The beginning of the First World War created hope in the hearts of Poles who were filled with the love of independence. In August 1914, the armies of the tyrants clashed: Germany and Austria-Hungary on one side, and Russia on the other. The protracted conflict exhausts the three powers. Russia plunges into revolutions, the Habsburg Empire crumbles like a house of cards, and Germany, under threat of revolution, is forced to ask for peace from the Entente on its own terms. A historic opportunity opens before the Poles. We must act quickly to prevent this from happening.

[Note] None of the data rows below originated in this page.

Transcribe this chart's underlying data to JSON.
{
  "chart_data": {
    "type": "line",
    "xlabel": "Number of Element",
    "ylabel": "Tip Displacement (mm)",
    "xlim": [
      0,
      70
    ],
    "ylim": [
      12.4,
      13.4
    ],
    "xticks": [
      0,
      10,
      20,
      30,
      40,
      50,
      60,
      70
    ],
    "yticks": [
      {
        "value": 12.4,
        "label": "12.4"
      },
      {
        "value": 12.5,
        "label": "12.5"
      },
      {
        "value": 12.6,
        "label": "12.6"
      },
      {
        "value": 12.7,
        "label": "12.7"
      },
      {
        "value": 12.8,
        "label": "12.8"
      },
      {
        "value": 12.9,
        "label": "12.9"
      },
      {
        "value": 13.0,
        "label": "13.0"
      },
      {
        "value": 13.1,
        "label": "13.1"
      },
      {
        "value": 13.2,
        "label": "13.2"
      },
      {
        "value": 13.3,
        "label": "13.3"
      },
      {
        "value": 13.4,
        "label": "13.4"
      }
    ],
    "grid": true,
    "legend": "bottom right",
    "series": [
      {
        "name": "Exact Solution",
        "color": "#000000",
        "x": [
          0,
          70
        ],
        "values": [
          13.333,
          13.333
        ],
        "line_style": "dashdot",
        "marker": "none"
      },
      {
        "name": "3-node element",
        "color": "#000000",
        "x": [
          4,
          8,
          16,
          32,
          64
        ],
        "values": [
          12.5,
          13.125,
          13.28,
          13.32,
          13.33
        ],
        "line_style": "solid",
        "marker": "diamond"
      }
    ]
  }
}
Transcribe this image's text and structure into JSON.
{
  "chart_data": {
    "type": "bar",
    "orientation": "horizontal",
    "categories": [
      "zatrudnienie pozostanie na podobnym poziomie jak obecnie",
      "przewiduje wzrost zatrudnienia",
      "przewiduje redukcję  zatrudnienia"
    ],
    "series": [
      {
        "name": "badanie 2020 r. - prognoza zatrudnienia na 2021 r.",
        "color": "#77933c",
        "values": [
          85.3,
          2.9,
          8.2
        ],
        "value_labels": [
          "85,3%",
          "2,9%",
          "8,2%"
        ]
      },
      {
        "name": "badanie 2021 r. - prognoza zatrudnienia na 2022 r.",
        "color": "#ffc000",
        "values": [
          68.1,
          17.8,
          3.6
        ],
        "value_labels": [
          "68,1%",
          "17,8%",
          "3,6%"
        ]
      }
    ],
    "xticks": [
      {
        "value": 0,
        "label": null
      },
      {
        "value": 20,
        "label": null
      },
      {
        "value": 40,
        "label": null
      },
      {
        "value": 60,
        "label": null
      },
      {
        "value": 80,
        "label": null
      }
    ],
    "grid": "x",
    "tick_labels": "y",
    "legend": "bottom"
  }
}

“At dawn, German officers are disarmed on every corner of the streets. […] We are taking back from the Germans their military equipment and civil administrations all day long. Introduction From Dąbrowska. The writer notes his observations on the spot: his comments on the disarmament of the Germans date back to November 11, 1918, and later became known as the starting point of the new Poland. On this cold and foggy Monday, the Council of Regency, a body created by the occupying powers of Germany and Austria-Hungary, hands power over the army to Jozef Piłsudski, one of the main animators of the Polish cause. Three days later, the Council also gives him full civil authority.

On November 16, 1918, Piłsudski sent a telegram to the governments of “all belligerent and neutral states” informing them that Poland still included all lands recently divided between neighboring states, was democratic and “established on the basis of rule and justice.” “, regained its sovereignty. The government of Jedrzej Moraczewski, appointed by Piłsudski, announces important social reforms: the eight-hour workday, the right to vacation, and health insurance. Women were also given the right to vote, long before many Western countries. All this made a resurgent Poland decidedly modern. turns into a state.

And in the autumn of 1918, no one could predict what territorial form this new state would take – if it could survive. In Galicia, the Poles fought fiercely with the Ukrainians for Lviv and Przemyśl. The western border of the republic was established at the cost of four uprisings against Germany – one in Greater Poland and three in Silesia. The biggest threat comes from the East. It is Bolshevik Russia that wants to carry out its bloody revolution in Europe “over the corpse of white Poland”. In 1920, the Poles defeated the Bolsheviks on the outskirts of Warsaw and Lviv. By halting the Soviet advance, they defend their newly acquired independence. The Old Continent has almost two decades of peace ahead of it.

But freedom is not given once and for all. Poland became painfully aware of this in 1939 when it fell victim to the aggression of its two totalitarian neighbors: Nazi Germany and the Soviet Union. This time he returns to the map of Europe after six years of hard hitting and destruction. However, it would have to wait many decades – the fall of communism in this part of the world – to regain its full sovereignty.

The generation of Poles born in a free country has already entered adulthood. But even in the third decade of the 21st yeare century, freedom and peace in Europe are not self-evident. Russia’s merciless aggression against Ukraine proves this to us even more.

On November 11, we celebrate another year of national independence in Poland – we are happy to live in a free country, but we realize that independence is a permanent obligation. If necessary, defend with a weapon in hand.

Karol Nawrocki is a historian and president of the National Institute of Remembrance.